Akshay Ajay Kalekar | Software Developer

The Interaction Model

Building a truly interactive voice experience within the browser involves three core pillars: Speech-to-Text (STT), Framework-Based Intent Extraction, and Contextual Conversation Tracking.

Unlike modern AI assistants that rely on heavy server-side processing, this experiment is designed to be entirely local-first, utilizing a stateful pipeline to maintain conversation flow without external LLM calls.

1. Speech Recognition (STT)

We utilize the window.SpeechRecognition interface. To make the UI feel alive, we process interimResults: true, allowing the visualizer and transcript to react before the user finishes their sentence.

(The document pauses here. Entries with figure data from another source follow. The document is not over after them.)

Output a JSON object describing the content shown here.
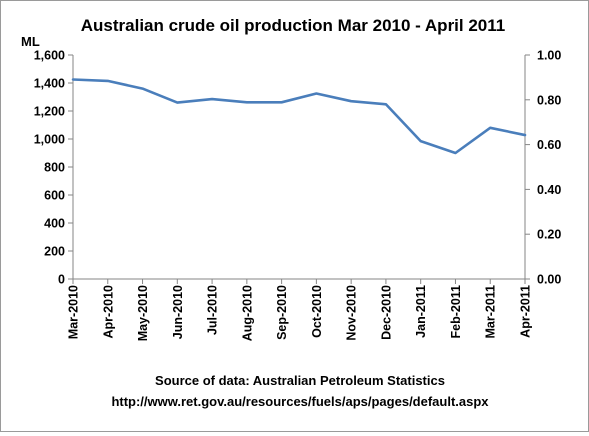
{
  "chart_data": {
    "type": "line",
    "title": "Australian crude oil production Mar 2010 - April 2011",
    "ylabel": "ML",
    "categories": [
      "Mar-2010",
      "Apr-2010",
      "May-2010",
      "Jun-2010",
      "Jul-2010",
      "Aug-2010",
      "Sep-2010",
      "Oct-2010",
      "Nov-2010",
      "Dec-2010",
      "Jan-2011",
      "Feb-2011",
      "Mar-2011",
      "Apr-2011"
    ],
    "series": [
      {
        "values": [
          1425,
          1415,
          1360,
          1260,
          1285,
          1262,
          1262,
          1325,
          1270,
          1248,
          985,
          900,
          1080,
          1028
        ],
        "color": "#4a7ebb"
      }
    ],
    "ylim": [
      0,
      1600
    ],
    "yticks": [
      "0",
      "200",
      "400",
      "600",
      "800",
      "1,000",
      "1,200",
      "1,400",
      "1,600"
    ],
    "y2lim": [
      0,
      1.0
    ],
    "y2ticks": [
      "0.00",
      "0.20",
      "0.40",
      "0.60",
      "0.80",
      "1.00"
    ],
    "grid": false,
    "legend": "none"
  },
  "source": {
    "line1": "Source of data:  Australian Petroleum Statistics",
    "line2": "http://www.ret.gov.au/resources/fuels/aps/pages/default.aspx"
  }
}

const recognition = new (window.SpeechRecognition || window.webkitSpeechRecognition)();
recognition.continuous = true;
recognition.interimResults = true;

2. The Frame-Based NLP Engine

Instead of simple keyword matching, we use a Frame-Based Architecture. Every user request is parsed into a structured Frame:

Intent: The core goal (e.g., experience, skills, why_hire).
Entity: The specific subject (e.g., Travel LYKKE, Next.js).
Focus: The dimension of the query (technical vs impact).
Tone: Adapting the response to a developer vs a recruiter.

3. State & Context Tracking

The engine maintains a Conversation State to enable multi-turn interactions. This allows for:

State Carry-over: If you ask "Tell me about my experience" and follow up with "How was it built?", the system carries over the last entity (e.g., DMC Circle) to provide context-aware technical details.
Depth Escalation: If you stay on a topic, the engine escalates the response depth—moving from a concise summary to a technical deep-dive.

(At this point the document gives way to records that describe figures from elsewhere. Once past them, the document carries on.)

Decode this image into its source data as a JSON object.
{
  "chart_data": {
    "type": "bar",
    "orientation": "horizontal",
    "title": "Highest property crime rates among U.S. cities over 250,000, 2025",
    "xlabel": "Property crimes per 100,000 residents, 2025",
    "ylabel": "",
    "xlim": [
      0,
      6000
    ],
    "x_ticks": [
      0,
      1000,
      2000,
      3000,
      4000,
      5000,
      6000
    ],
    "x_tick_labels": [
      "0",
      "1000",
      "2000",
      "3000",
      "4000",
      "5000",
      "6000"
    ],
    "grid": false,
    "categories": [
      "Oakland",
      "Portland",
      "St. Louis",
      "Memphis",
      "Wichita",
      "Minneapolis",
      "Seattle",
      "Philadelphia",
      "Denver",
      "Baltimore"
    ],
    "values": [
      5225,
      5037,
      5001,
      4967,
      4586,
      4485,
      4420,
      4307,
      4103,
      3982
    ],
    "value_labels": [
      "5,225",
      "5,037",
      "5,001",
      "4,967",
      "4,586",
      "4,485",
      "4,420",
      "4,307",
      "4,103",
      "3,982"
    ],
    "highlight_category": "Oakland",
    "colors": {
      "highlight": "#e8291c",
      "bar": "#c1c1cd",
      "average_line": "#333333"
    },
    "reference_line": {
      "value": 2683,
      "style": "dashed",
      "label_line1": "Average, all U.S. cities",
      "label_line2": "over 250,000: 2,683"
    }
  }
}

4. Variation Engine & Humanizer

To prevent "bot fatigue," responses are never static. We use a Variation Engine that assembles answers from randomized blocks and situational transitions:

function bridge(state: ConversationState): string {
  if (state.depthLevel > 1 && state.lastIntent === 'experience') {
    return pick(['Beyond that, ', 'Diving deeper, ', 'To expand on that, ']);
  }
  return "";
}

Why Local-First?

Contextual Latency: By processing intents locally, we eliminate the 1-2 second round-trip time of LLM APIs, making transitions feel natural.
Privacy by Design: No audio data or transcripts ever leave your device.
Zero Cost: Built entirely on native browser APIs.

Technical Stack

React + Tailwind: For the responsive UI and glassmorphic micro-animations.
Frame-Based NLP: A custom stateful engine implemented in TypeScript.
Web Speech API: For native recognition and synthesis.
Web Audio Analyser: For frequency-driven microphone visualization.